The product is designed so that the patient always knows the state and the recovery path. Representative cases:

ScenarioSuccess stateFailure stateRecovery path
Upload a visa documentItem reads Verified; submit moves closer to enabledWrong file type or too largeInline validation message; re-upload the correct file
Submit visa applicationHero flips to Granted; timeline completes; success toastSubmit pressed while incompleteButton is disabled and labelled with the remaining count; tapping shows "Complete all documents first"
Fund escrowMilestone marked held; ledger entry postedPayment failsClear failure message; retry or switch method; funds never partially captured
Select travelItinerary appears on the Journey concierge cardProvider option unavailableTravel Desk proposes an alternative; selection stays editable
Message the care teamMessage sent; reply received; unread badge clearsSend fails offlineMessage is retained in the composer; retry on reconnect
Clinic sends a quoteInquiry status moves to quotedMissing required fieldsValidation highlights the missing field before send

Cross-cutting UX recovery principles:

  • Never lose user input. Composer text, form entries and selections survive transient failures.
  • State the next action. Every blocked state names exactly what to do (for example "Upload 2 more to submit").
  • Degrade gracefully. When a provider or service is unavailable, the product falls back to a coordinator-mediated path rather than a dead end.
  • Confirm money and medical actions. Irreversible or high-stakes actions are confirmed and acknowledged with a visible toast and a recorded activity entry.

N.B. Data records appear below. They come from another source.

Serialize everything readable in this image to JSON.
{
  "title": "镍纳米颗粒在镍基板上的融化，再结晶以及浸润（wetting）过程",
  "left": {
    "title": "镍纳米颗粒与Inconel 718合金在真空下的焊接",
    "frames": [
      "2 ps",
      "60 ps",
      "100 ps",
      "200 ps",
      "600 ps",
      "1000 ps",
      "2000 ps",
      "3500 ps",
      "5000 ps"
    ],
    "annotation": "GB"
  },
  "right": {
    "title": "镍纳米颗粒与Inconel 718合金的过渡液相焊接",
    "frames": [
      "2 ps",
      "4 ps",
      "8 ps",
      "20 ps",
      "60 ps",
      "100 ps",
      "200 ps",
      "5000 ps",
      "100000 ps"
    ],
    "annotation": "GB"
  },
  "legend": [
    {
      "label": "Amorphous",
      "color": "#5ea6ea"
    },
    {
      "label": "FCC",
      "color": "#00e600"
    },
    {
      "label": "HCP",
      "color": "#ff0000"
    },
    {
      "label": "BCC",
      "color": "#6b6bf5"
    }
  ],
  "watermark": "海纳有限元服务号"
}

4.7 Accessibility in the experience

The experience targets WCAG 2.2 AA: semantic landmarks for navigation, header and main content; labels on icon-only buttons; decorative icons hidden from assistive technology; visible keyboard focus; and AA-contrast text throughout. The mobile experience keeps the primary next action and the case status at the top of the screen so a patient on a phone is never lost. See the accessibility considerations in the data and security docs for the technical posture.